Demystifying the World Cup's Bizarre Process of Grouping Teams

Sergio Ramos of Spain lifts the FIFA World Cup trophy after defeating the Netherlands 0-1 in 2010. Photograph by Matthew Ashton/Corbis

On Friday, the groups for the 2014 World Cup will be picked. Apparently, dividing 32 teams into eight groups requires a six-step process—a very weird, six-step process. Part of it seems sketchy and leaves the door open for corruption, and the other part of it involves random balls.

In the U.S., the four major sports leagues (the NBA, NFL, NHL, and MLB) have well-defined rules for how teams make the playoffs. Everybody knows before the year starts what it will take to get into the playoffs—and exactly how the playoff groupings and seedings will work. Winning your division matters, having a better record matters, and specific rules explain how wild-card teams can make it.

College basketball has too many teams to be organized this way, so we appoint a committee to make the picks for us. They all cram into a room and come out with our famed NCAA tournament brackets. They think about where teams should be placed—and they are certainly not randomly just putting teams wherever.

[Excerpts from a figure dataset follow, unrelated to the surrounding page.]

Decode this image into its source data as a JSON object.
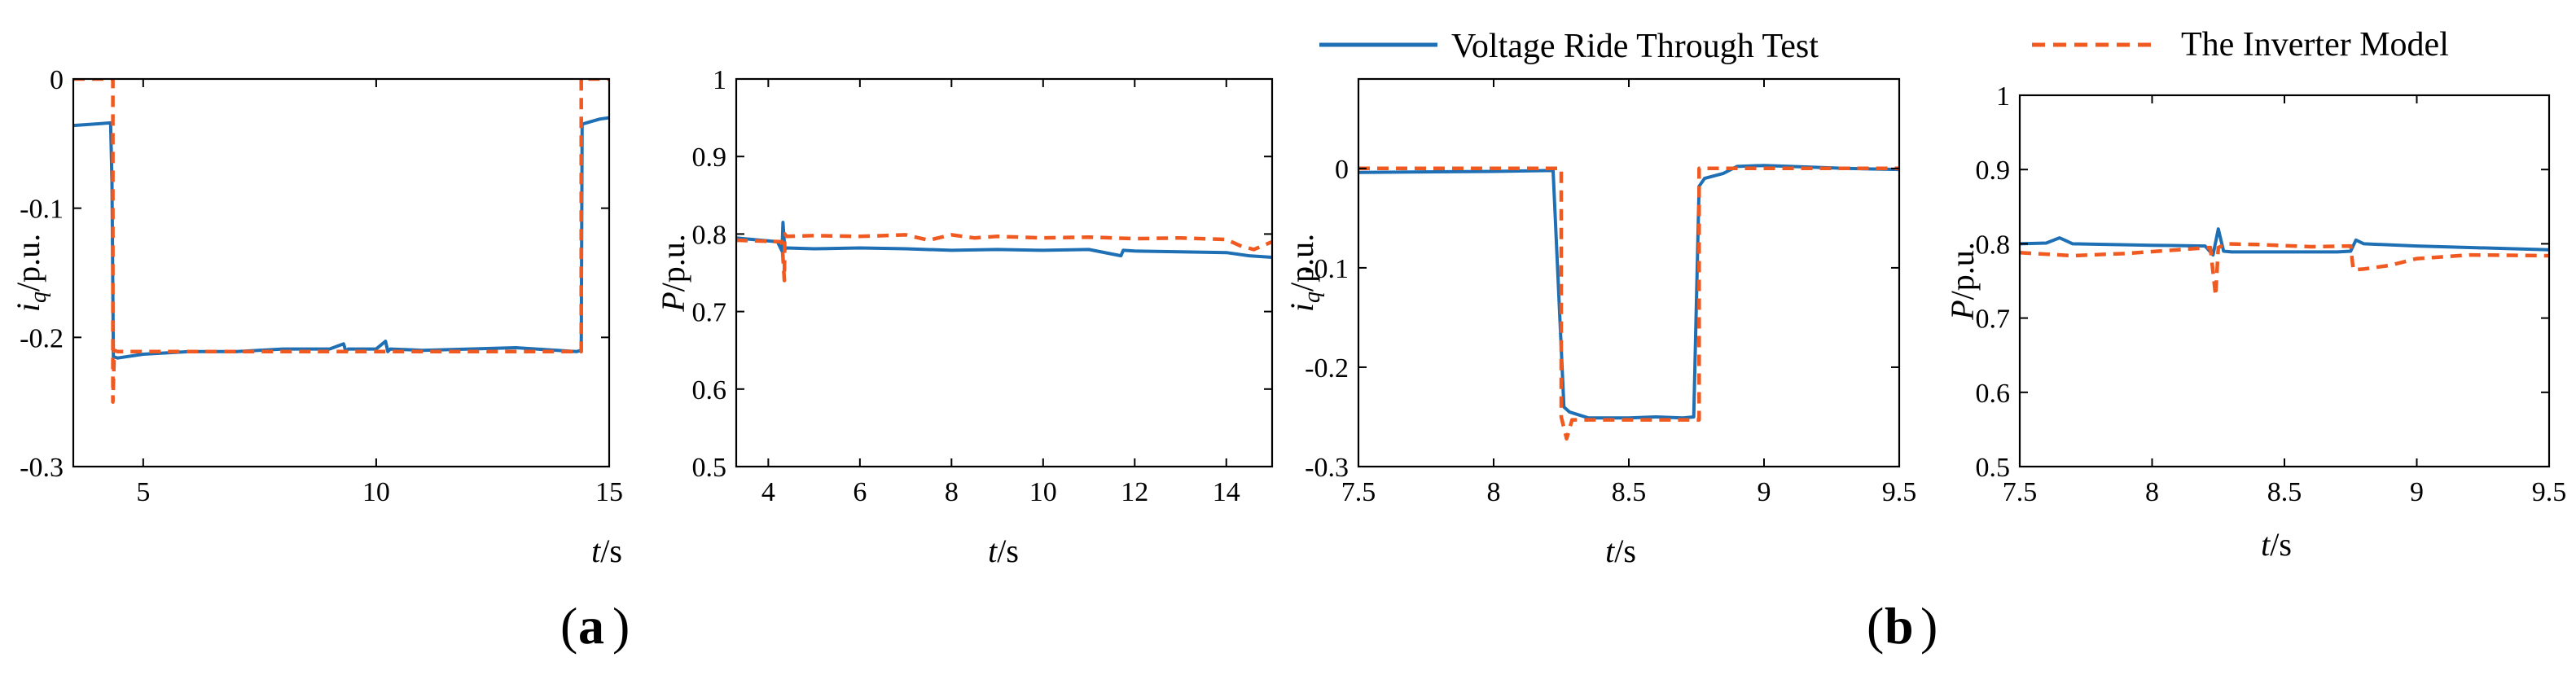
{
  "colors": {
    "test": "#1f6fb4",
    "model": "#f05a20"
  },
  "legend": [
    {
      "name": "Voltage Ride Through Test",
      "color": "#1f6fb4",
      "style": "solid"
    },
    {
      "name": "The Inverter Model",
      "color": "#f05a20",
      "style": "dashed"
    }
  ],
  "panel_labels": {
    "a": "a",
    "b": "b"
  },
  "chart_data": [
    {
      "type": "line",
      "ylabel": {
        "main": "i",
        "sub": "q",
        "unit": "/p.u."
      },
      "xlabel": {
        "main": "t",
        "unit": "/s"
      },
      "xlim": [
        3.5,
        15
      ],
      "ylim": [
        -0.3,
        0
      ],
      "xticks": [
        5,
        10,
        15
      ],
      "yticks": [
        0,
        -0.1,
        -0.2,
        -0.3
      ],
      "xtick_labels": [
        "5",
        "10",
        "15"
      ],
      "ytick_labels": [
        "0",
        "-0.1",
        "-0.2",
        "-0.3"
      ],
      "series": [
        {
          "name": "Voltage Ride Through Test",
          "color": "#1f6fb4",
          "style": "solid",
          "x": [
            3.5,
            4.3,
            4.33,
            4.36,
            4.45,
            5,
            6,
            7,
            8,
            9,
            9.3,
            9.35,
            9.4,
            10,
            10.2,
            10.25,
            10.3,
            11,
            12,
            13,
            14.3,
            14.4,
            14.42,
            14.6,
            14.8,
            15
          ],
          "y": [
            -0.036,
            -0.034,
            -0.08,
            -0.215,
            -0.216,
            -0.213,
            -0.211,
            -0.211,
            -0.209,
            -0.209,
            -0.205,
            -0.211,
            -0.209,
            -0.209,
            -0.203,
            -0.211,
            -0.209,
            -0.21,
            -0.209,
            -0.208,
            -0.211,
            -0.21,
            -0.035,
            -0.033,
            -0.031,
            -0.03
          ]
        },
        {
          "name": "The Inverter Model",
          "color": "#f05a20",
          "style": "dashed",
          "x": [
            3.5,
            4.35,
            4.35,
            4.38,
            4.45,
            14.4,
            14.4,
            15
          ],
          "y": [
            0,
            0,
            -0.25,
            -0.21,
            -0.211,
            -0.211,
            0,
            0
          ]
        }
      ]
    },
    {
      "type": "line",
      "ylabel": {
        "main": "P",
        "unit": "/p.u."
      },
      "xlabel": {
        "main": "t",
        "unit": "/s"
      },
      "xlim": [
        3.3,
        15
      ],
      "ylim": [
        0.5,
        1
      ],
      "xticks": [
        4,
        6,
        8,
        10,
        12,
        14
      ],
      "yticks": [
        0.5,
        0.6,
        0.7,
        0.8,
        0.9,
        1
      ],
      "xtick_labels": [
        "4",
        "6",
        "8",
        "10",
        "12",
        "14"
      ],
      "ytick_labels": [
        "0.5",
        "0.6",
        "0.7",
        "0.8",
        "0.9",
        "1"
      ],
      "series": [
        {
          "name": "Voltage Ride Through Test",
          "color": "#1f6fb4",
          "style": "solid",
          "x": [
            3.3,
            4.2,
            4.3,
            4.32,
            4.36,
            4.4,
            5,
            6,
            7,
            8,
            9,
            10,
            11,
            11.7,
            11.75,
            12,
            13,
            14,
            14.5,
            15
          ],
          "y": [
            0.795,
            0.79,
            0.778,
            0.815,
            0.78,
            0.782,
            0.781,
            0.782,
            0.781,
            0.779,
            0.78,
            0.779,
            0.78,
            0.772,
            0.779,
            0.778,
            0.777,
            0.776,
            0.772,
            0.77
          ]
        },
        {
          "name": "The Inverter Model",
          "color": "#f05a20",
          "style": "dashed",
          "x": [
            3.3,
            4.3,
            4.35,
            4.36,
            4.4,
            5,
            6,
            7,
            7.5,
            8,
            8.5,
            9,
            10,
            11,
            12,
            13,
            14,
            14.3,
            14.6,
            15
          ],
          "y": [
            0.792,
            0.79,
            0.74,
            0.8,
            0.797,
            0.798,
            0.797,
            0.799,
            0.792,
            0.799,
            0.795,
            0.797,
            0.795,
            0.796,
            0.794,
            0.795,
            0.793,
            0.785,
            0.78,
            0.79
          ]
        }
      ]
    },
    {
      "type": "line",
      "ylabel": {
        "main": "i",
        "sub": "q",
        "unit": "/p.u."
      },
      "xlabel": {
        "main": "t",
        "unit": "/s"
      },
      "xlim": [
        7.5,
        9.5
      ],
      "ylim": [
        -0.3,
        0.09
      ],
      "xticks": [
        7.5,
        8,
        8.5,
        9,
        9.5
      ],
      "yticks": [
        0,
        -0.1,
        -0.2,
        -0.3
      ],
      "xtick_labels": [
        "7.5",
        "8",
        "8.5",
        "9",
        "9.5"
      ],
      "ytick_labels": [
        "0",
        "-0.1",
        "-0.2",
        "-0.3"
      ],
      "series": [
        {
          "name": "Voltage Ride Through Test",
          "color": "#1f6fb4",
          "style": "solid",
          "x": [
            7.5,
            8,
            8.22,
            8.26,
            8.28,
            8.35,
            8.5,
            8.6,
            8.7,
            8.74,
            8.76,
            8.78,
            8.85,
            8.9,
            9.0,
            9.1,
            9.3,
            9.5
          ],
          "y": [
            -0.004,
            -0.003,
            -0.002,
            -0.24,
            -0.245,
            -0.251,
            -0.251,
            -0.25,
            -0.251,
            -0.25,
            -0.018,
            -0.01,
            -0.005,
            0.002,
            0.003,
            0.002,
            0.0,
            -0.001
          ]
        },
        {
          "name": "The Inverter Model",
          "color": "#f05a20",
          "style": "dashed",
          "x": [
            7.5,
            8.25,
            8.25,
            8.27,
            8.29,
            8.76,
            8.76,
            9.5
          ],
          "y": [
            0,
            0,
            -0.25,
            -0.272,
            -0.253,
            -0.253,
            0,
            0
          ]
        }
      ]
    },
    {
      "type": "line",
      "ylabel": {
        "main": "P",
        "unit": "/p.u."
      },
      "xlabel": {
        "main": "t",
        "unit": "/s"
      },
      "xlim": [
        7.5,
        9.5
      ],
      "ylim": [
        0.5,
        1
      ],
      "xticks": [
        7.5,
        8,
        8.5,
        9,
        9.5
      ],
      "yticks": [
        0.5,
        0.6,
        0.7,
        0.8,
        0.9,
        1
      ],
      "xtick_labels": [
        "7.5",
        "8",
        "8.5",
        "9",
        "9.5"
      ],
      "ytick_labels": [
        "0.5",
        "0.6",
        "0.7",
        "0.8",
        "0.9",
        "1"
      ],
      "series": [
        {
          "name": "Voltage Ride Through Test",
          "color": "#1f6fb4",
          "style": "solid",
          "x": [
            7.5,
            7.6,
            7.65,
            7.7,
            8,
            8.2,
            8.23,
            8.25,
            8.27,
            8.3,
            8.5,
            8.7,
            8.75,
            8.77,
            8.8,
            9,
            9.2,
            9.5
          ],
          "y": [
            0.8,
            0.801,
            0.808,
            0.8,
            0.798,
            0.797,
            0.785,
            0.82,
            0.79,
            0.789,
            0.789,
            0.789,
            0.79,
            0.805,
            0.8,
            0.797,
            0.795,
            0.792
          ]
        },
        {
          "name": "The Inverter Model",
          "color": "#f05a20",
          "style": "dashed",
          "x": [
            7.5,
            7.7,
            7.9,
            8.1,
            8.22,
            8.24,
            8.25,
            8.28,
            8.4,
            8.6,
            8.75,
            8.76,
            8.8,
            8.9,
            9.0,
            9.2,
            9.5
          ],
          "y": [
            0.788,
            0.784,
            0.787,
            0.792,
            0.795,
            0.73,
            0.795,
            0.8,
            0.799,
            0.796,
            0.797,
            0.765,
            0.766,
            0.771,
            0.78,
            0.785,
            0.784
          ]
        }
      ]
    }
  ]
}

True, in college football, we have the complete debacle known as the BCS. We mixed up secret votes with strange computer rankings to come up with a hodge-podge that everybody hates every single year. It was so bad even President Obama spoke out about it. We banded together, however, to put an end to that BCS nonsense with the new playoff system coming next year. That’s how important proper playoff arrangements are in this country.

But this soccer thing. This is surreal.

You start with these “pots.” There are four of them. They should have eight teams each, but they don’t. One has seven, another has nine.

Source: ESPN FC

One of the pots has the best teams in it, to be distributed out, so they won’t play each other in the first round: Sure, that sounds right.

The other pots have been grouped by geography: South America and Africa are in one pot, Asia and North/Central America are in another. But it could have been switched; maybe Africa and Asia could have been in their own pot. We don’t know why it worked out this way. That’s just what they did. Could there be some corruption involved? It’s not like soccer has ever had a corruption scandal, except for a few million.

Nine European teams are in their own pot, but one needs to be taken out and put in that pot of seven. So, to fix that, they need to do a “predraw” before the “real draw.”

And something like this is going to happen, too, quoting from the FIFA official site:

• The four seeded South American teams will be placed in an ancillary pot—Pot X.
• One of the four teams will be drawn.
• The group of South American teams that’s drawn will determine the group that the European team from Pot 2 will join.

Don’t worry, it takes only a 5-page (!!!) PDF to explain how we put 32 teams in eight groups. Does your brain hurt yet?

Don’t forget to remember this simple note:

Note: Groups may be skipped to respect the principle of geographic separation; e.g., Chile and Ecuador may not be drawn into groups with seeded South American teams.

Yet this thing is supposed to be sort of random. There are random balls that get picked to assign to the groups. You can even watch it live.

The combination of the pregroup insanity, mixed in with the random (but not when they don’t want randomness) selection process, elicits quotes like this:

From ESPN: “FIFA has caused more than its fair share of confusion in announcing the procedure for Friday’s World Cup draw, with the mysterious ‘Pot X’ ensuring plenty of head-scratching.”

And this reminder is even better: “Let’s make it clear here that FIFA—whatever you think of the decision—has not moved the goalposts. World football’s governing body had never made any kind of announcement about how it would build the draw. It never does until three days before the event itself. We can use precedent to guess, but that is all we can do before the official announcement.”

Or basically: FIFA can make up whatever process it likes, and we find out about it only three days before a bunch of random balls determine the rest, except if FIFA doesn’t like how the balls bounce, then it will do something else. The “beautiful game” has anything but a beautiful selection process.

To help explain all the various outcomes, you can use this computer program to simulate outcomes—because apparently it’s too hard for humans to do on their own. And from now until the draw, everybody can worry about whether his favorite team will face a randomized “Group of Death.”

It seems that these are all groups of death.